Par ailleurs, le Parti libéral croit que le gouvernement fédéral doit s’attaquer au « piège de l’aide sociale ». Lorsqu’il a témoigné devant le comité, Craig Alexander a parlé des difficultés auxquelles se heurtent les Canadiens quand ils veulent sortir de la pauvreté. Quand ils se mettent à gagner assez pour ne plus avoir droit au soutien du revenu, ils font face à un « énorme taux effectif marginal d’imposition sur le revenu » puisque « pour chaque dollar de revenu additionnel [qu’ils génèrent], [ils risquent] de perdre 50 cents pour chaque dollar de soutien au revenu que fournit le gouvernement ». Selon M. Alexander, « la transition est si difficile qu’elle agit comme un désincitatif et comme un obstacle qui empêche les gens de sortir de la pauvreté ». Il estime aussi que les limites à l’accumulation d’actifs par les Canadiens qui bénéficient de soutien du revenu sont trop sévères : « En bout de ligne, je crois que si vous donnez aux gens un peu plus la chance d’accumuler des actifs, cela aura un effet d’autorenforcement ». Le gouvernement fédéral doit permettre aux Canadiens de passer de l’aide sociale au travail sans subir de pénalités financières punitives.

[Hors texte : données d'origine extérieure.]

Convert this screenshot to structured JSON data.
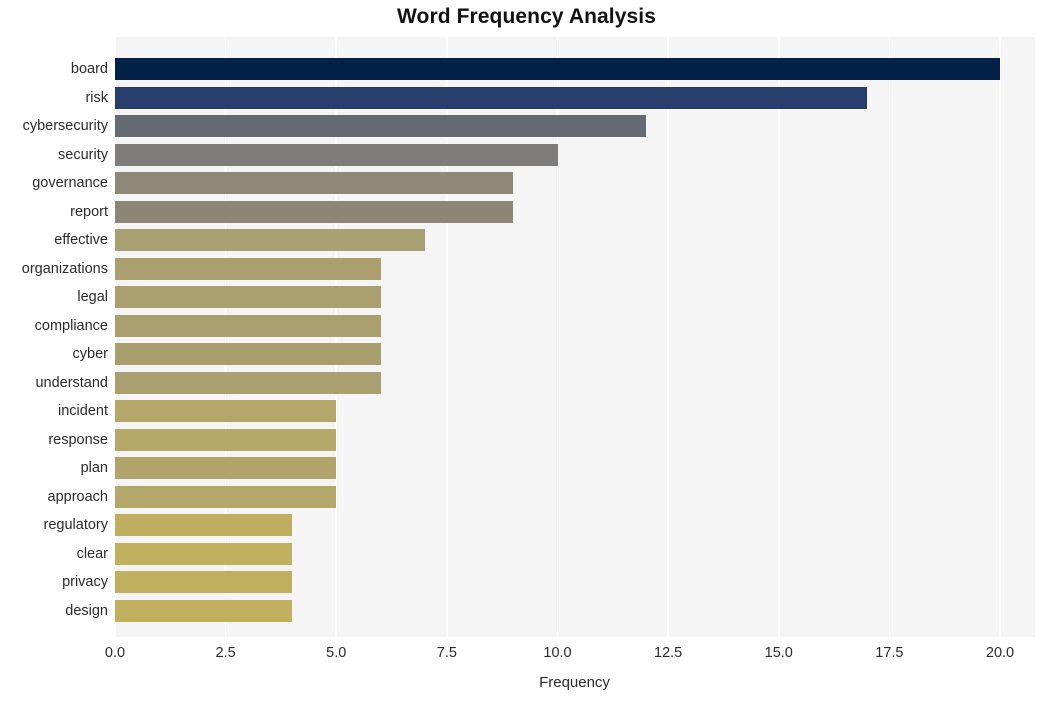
{
  "chart_data": {
    "type": "bar",
    "orientation": "horizontal",
    "title": "Word Frequency Analysis",
    "xlabel": "Frequency",
    "ylabel": "",
    "categories": [
      "board",
      "risk",
      "cybersecurity",
      "security",
      "governance",
      "report",
      "effective",
      "organizations",
      "legal",
      "compliance",
      "cyber",
      "understand",
      "incident",
      "response",
      "plan",
      "approach",
      "regulatory",
      "clear",
      "privacy",
      "design"
    ],
    "values": [
      20,
      17,
      12,
      10,
      9,
      9,
      7,
      6,
      6,
      6,
      6,
      6,
      5,
      5,
      5,
      5,
      4,
      4,
      4,
      4
    ],
    "bar_colors": [
      "#042147",
      "#273e6d",
      "#666a73",
      "#7e7d7b",
      "#8d8878",
      "#8b8678",
      "#a89f72",
      "#ab9f6d",
      "#aaa06f",
      "#aa9f6e",
      "#a99e6d",
      "#aa9f6e",
      "#b5a769",
      "#b5a869",
      "#b2a56c",
      "#b4a76a",
      "#bfae5f",
      "#c0b05f",
      "#c0af5f",
      "#c1b060"
    ],
    "xlim": [
      0.0,
      20.5
    ],
    "xticks": [
      "0.0",
      "2.5",
      "5.0",
      "7.5",
      "10.0",
      "12.5",
      "15.0",
      "17.5",
      "20.0"
    ],
    "xtick_values": [
      0.0,
      2.5,
      5.0,
      7.5,
      10.0,
      12.5,
      15.0,
      17.5,
      20.0
    ],
    "grid": "vertical",
    "legend": "none",
    "plot_background": "#f5f5f6",
    "figure_background": "#ffffff",
    "gridline_color": "#ffffff"
  }
}
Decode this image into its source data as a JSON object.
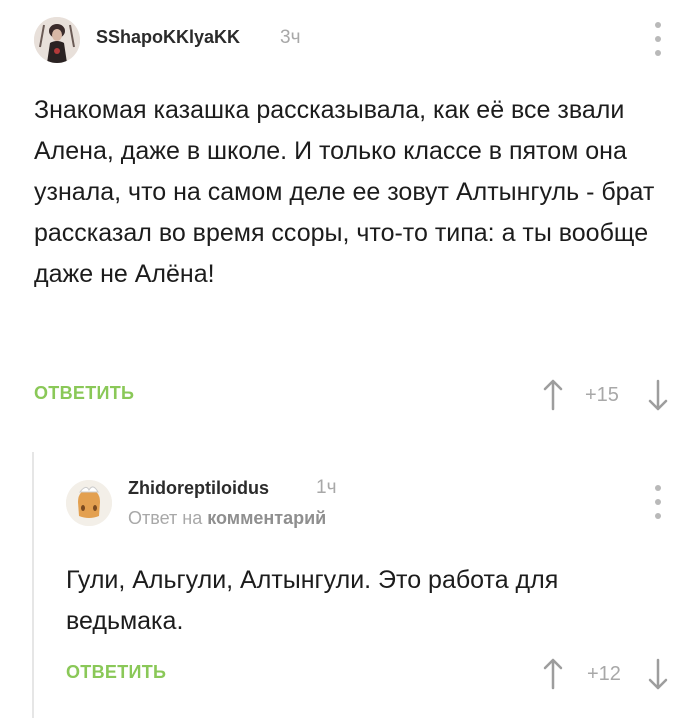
{
  "comment": {
    "username": "SShapoKKlyaKK",
    "time": "3ч",
    "text": "Знакомая казашка рассказывала, как её все звали Алена, даже в школе. И только классе в пятом она узнала, что на самом деле ее зовут Алтынгуль - брат рассказал во время ссоры, что-то типа: а ты вообще даже не Алёна!",
    "reply_label": "ОТВЕТИТЬ",
    "rating": "+15"
  },
  "reply": {
    "username": "Zhidoreptiloidus",
    "time": "1ч",
    "reply_prefix": "Ответ на",
    "reply_target": "комментарий",
    "text": "Гули, Альгули, Алтынгули. Это работа для ведьмака.",
    "reply_label": "ОТВЕТИТЬ",
    "rating": "+12"
  },
  "colors": {
    "accent_green": "#8ac858",
    "muted_gray": "#a8a8a8"
  },
  "icons": [
    "avatar",
    "more-vertical-icon",
    "arrow-up-icon",
    "arrow-down-icon"
  ]
}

Selon nombre de témoins, la prestation fiscale pour le revenu de travail (PFRT), annoncée par l’ancien gouvernement libéral à l’automne de 2005 et mise en oeuvre par l’actuel gouvernement en 2007, offre un bon moyen de réduire l’inégalité des revenus tout en stimulant la croissance économique. Dans sa contribution au rapport de Canada 2020 intitulé Réduction de la disparité et de la polarisation des revenus, Mark Cameron écrit que la PFRT « vient s’ajouter aux rentrées de ceux à revenu faible et contribue à éliminer les désincitatifs au travail rémunéré, et ainsi faire en sorte que les gens préfèrent le travail à l’aide sociale », ce qui facilite le retour au travail et contribue à l’économie nationale. Le gouvernement devrait prendre appui sur le succès de la PFRT qui, selon Miles Corak, « constitue une pratique exemplaire en matière de soutien du revenu ».

Premières Nations, Métis et Inuits

Dans l’économie moderne, l’accès à l’emploi passe par des études secondaires et postsecondaires, qu’il s’agisse d’un diplôme collégial, d’une accréditation de métier ou d’un diplôme universitaire.

Or, chez les Premières Nations, seulement un jeune vivant en réserve sur trois termine l’école secondaire. Dans son rapport de 2011, la vérificatrice générale du Canada a constaté que, dans ses efforts pour réduire l’écart de scolarisation, le gouvernement « n’avait pas gardé une approche uniforme et qu’il ne pouvait pas démontrer qu’il y avait eu amélioration jusqu’ici ». Chose consternante, les jeunes qui fréquentent l’école en réserve sont financés en moyenne aux deux tiers des élèves des écoles provinciales. En niant ce déficit de financement et en refusant de le résorber, le gouvernement prive l’économie de talents dont elle a désespérément besoin et les peuples autochtones d’un avenir prospère. Le gouvernement doit s’engager immédiatement à collaborer avec les collectivités des Premières Nations pour remédier au déficit de financement de la maternelle à la 12e année sur la base de ce qu’il en coûte réellement pour assurer à tous les jeunes des Premières Nations une éducation de qualité et respectueuse des particularités culturelles dirigée par les Premières Nations.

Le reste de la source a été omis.